= Shrine of Our Lady of Yankalilla =

Virgin Mary shrine in Australia

The Shrine of Our Lady of Yankalilla is an Australian site venerating the Virgin Mary, the mother of Jesus. The shrine came into being following the appearance of an image of the Virgin in the Anglican church in Yankallia in 1994.

==Christ Church, Yankalilla==
The shrine is inside the Anglican Christ Church parish church in Yankalilla, a town 70 kilometres southwest of Adelaide, South Australia. The church was built in 1857, with a bell-tower added in 1892.

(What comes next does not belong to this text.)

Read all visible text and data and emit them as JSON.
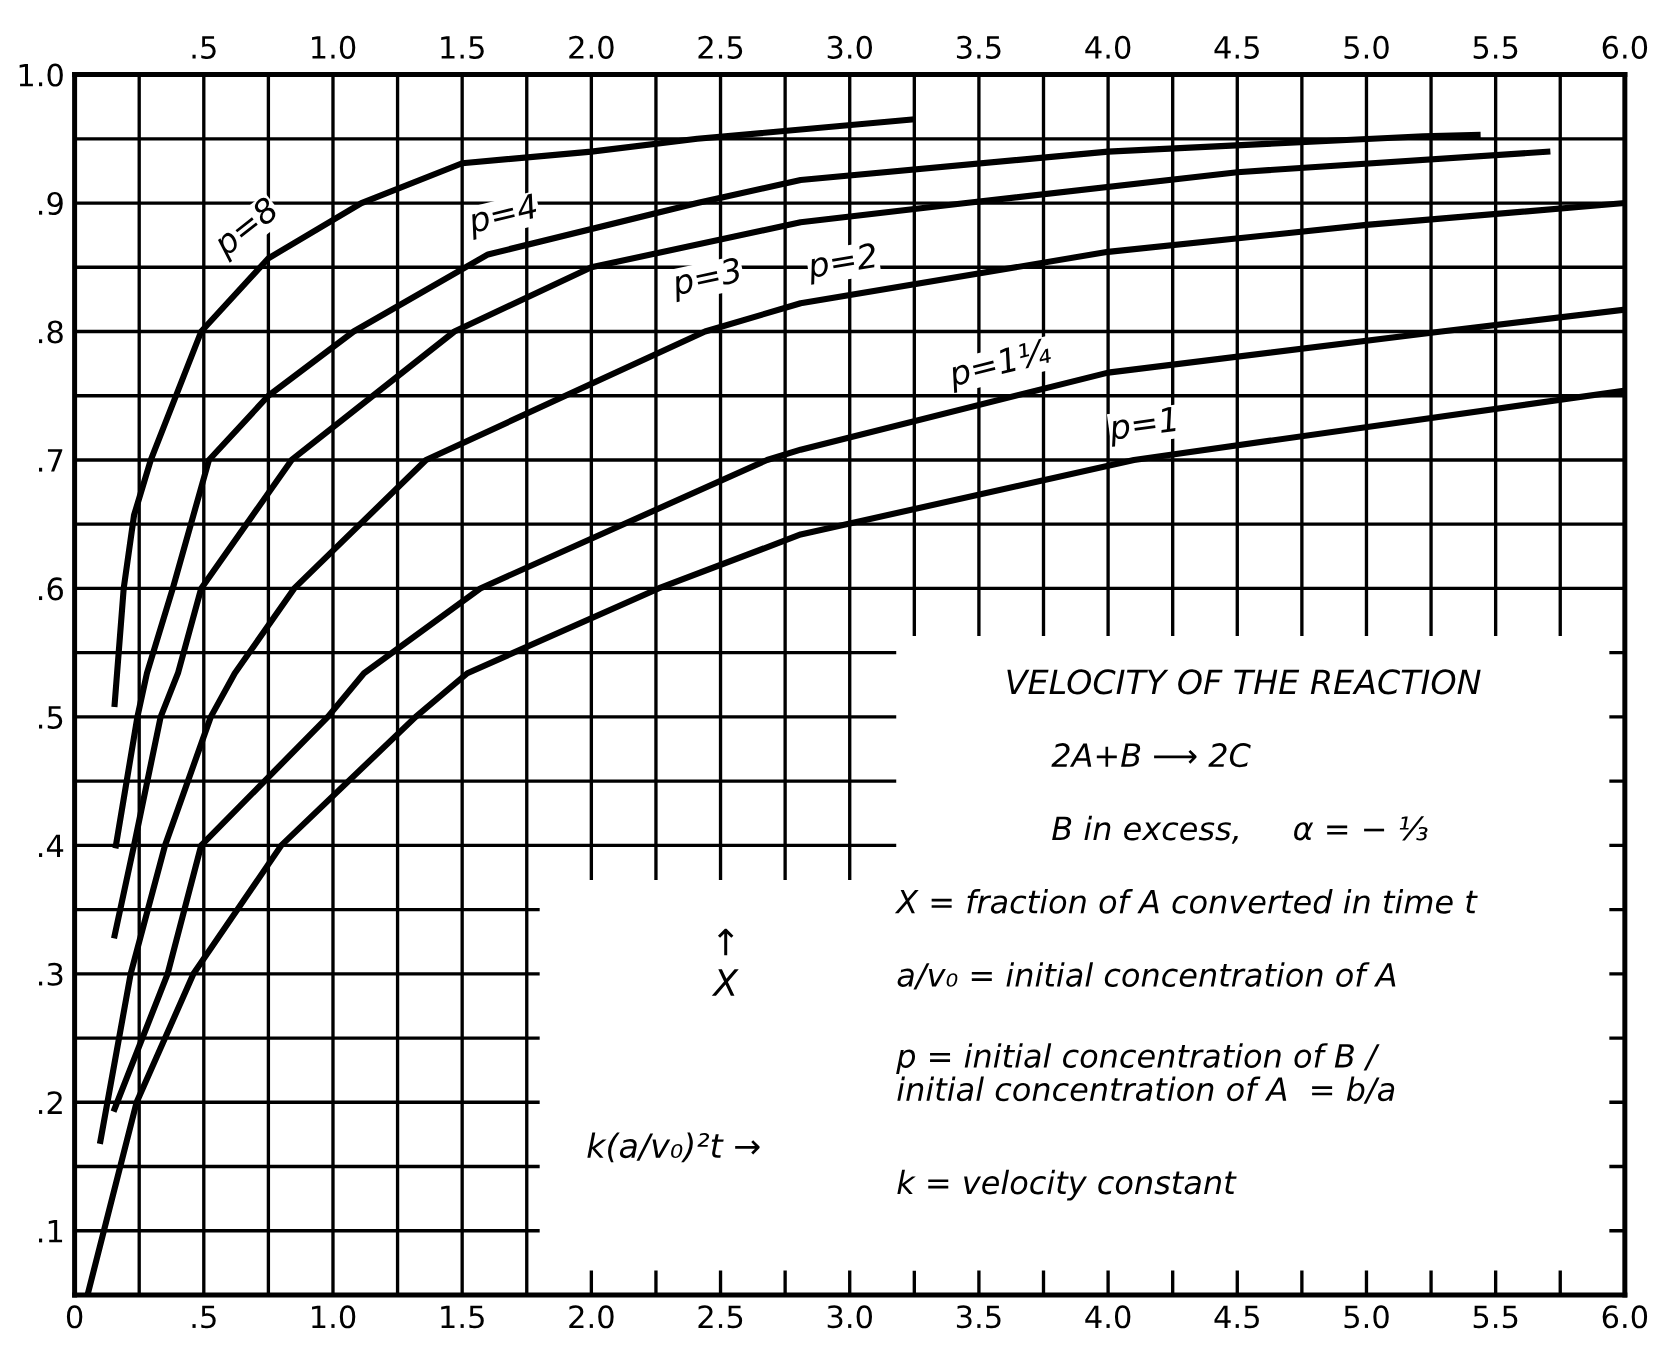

==The image of the Virgin Mary==
In August 1994 an image was said to have become visible on a wall behind the altar of the 19th century stone church. The image was interpreted to be an image of the Virgin Mary which depicted her face, features, shoulders and abdomen. It is claimed that the image later changed to depict Mary holding the crucified Christ in the manner of a pietà with her gaze directed toward the tabernacle below containing the consecrated eucharistic bread. It is also claimed that an image of a rose (a symbol of Mary) appears at the bottom of the larger image.

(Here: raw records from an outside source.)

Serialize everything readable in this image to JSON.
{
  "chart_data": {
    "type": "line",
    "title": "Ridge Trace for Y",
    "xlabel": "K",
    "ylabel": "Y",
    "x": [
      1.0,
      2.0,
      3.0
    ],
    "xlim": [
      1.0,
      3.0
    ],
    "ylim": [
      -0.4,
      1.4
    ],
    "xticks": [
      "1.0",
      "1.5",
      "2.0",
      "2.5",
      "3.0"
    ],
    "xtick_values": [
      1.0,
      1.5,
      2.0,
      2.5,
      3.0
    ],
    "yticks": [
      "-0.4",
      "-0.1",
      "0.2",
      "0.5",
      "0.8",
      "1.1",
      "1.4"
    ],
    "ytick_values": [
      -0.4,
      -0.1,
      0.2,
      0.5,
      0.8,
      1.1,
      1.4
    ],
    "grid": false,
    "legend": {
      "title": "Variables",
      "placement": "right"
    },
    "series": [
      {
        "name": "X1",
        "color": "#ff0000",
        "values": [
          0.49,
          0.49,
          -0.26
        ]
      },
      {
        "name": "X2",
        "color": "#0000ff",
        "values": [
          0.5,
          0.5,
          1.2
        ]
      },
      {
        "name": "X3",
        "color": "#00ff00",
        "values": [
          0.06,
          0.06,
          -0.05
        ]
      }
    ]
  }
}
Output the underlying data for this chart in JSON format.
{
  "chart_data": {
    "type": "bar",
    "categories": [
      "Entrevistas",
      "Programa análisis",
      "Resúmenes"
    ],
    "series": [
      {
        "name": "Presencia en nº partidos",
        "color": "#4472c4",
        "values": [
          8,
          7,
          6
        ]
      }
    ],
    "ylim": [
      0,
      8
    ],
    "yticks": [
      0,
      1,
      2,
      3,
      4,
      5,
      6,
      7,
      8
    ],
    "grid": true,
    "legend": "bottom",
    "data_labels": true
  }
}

Two years after the image appeared on the wall, the Adelaide Advertiser covered the story. Within a few days, the news media descended on the small seaside town and the first pilgrims began arriving from Australia and overseas, some of whom also reported seeing similar apparitions re-occur. In December 1996, the Bishop of The Murray, Graham Walden, blessed the church as "The Shrine of Our Lady of Yankalilla". The Canadian-born parish priest, Andrew Notere, was involved in developing the church as a pilgrimage centre and several documentaries were filmed. One, Visions of Yankalilla, has been screened on a number of national broadcast services worldwide. The shrine has become the centre of a healing ministry; it has been the venue of several claimed sightings of the Virgin Mary and several photos of the Madonna in the church.

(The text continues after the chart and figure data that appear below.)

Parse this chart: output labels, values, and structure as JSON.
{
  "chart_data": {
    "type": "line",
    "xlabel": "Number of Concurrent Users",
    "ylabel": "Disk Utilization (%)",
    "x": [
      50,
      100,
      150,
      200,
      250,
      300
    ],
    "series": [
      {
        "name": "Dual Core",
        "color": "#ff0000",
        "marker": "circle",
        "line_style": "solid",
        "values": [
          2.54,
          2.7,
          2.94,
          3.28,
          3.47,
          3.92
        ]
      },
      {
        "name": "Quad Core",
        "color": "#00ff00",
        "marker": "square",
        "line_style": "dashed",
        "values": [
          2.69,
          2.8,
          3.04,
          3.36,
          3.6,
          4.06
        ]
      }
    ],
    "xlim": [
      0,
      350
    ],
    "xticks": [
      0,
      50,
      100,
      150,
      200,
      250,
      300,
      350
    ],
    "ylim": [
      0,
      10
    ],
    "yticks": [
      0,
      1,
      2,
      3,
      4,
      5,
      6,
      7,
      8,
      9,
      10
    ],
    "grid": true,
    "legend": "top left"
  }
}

A well for holy water is on the site and a hybrid rose has been cultivated called "Our Lady of Yankalilla". The South Australia Tourism Commission has developed a marketing brochure for the shrine entitled "Mary Among the Eucalypts". The Australian artist Pro Hart donated a painting to the shrine and a large mural of the Virgin of Yankalilla has been mounted on an exterior wall of the retreat centre adjacent to the church.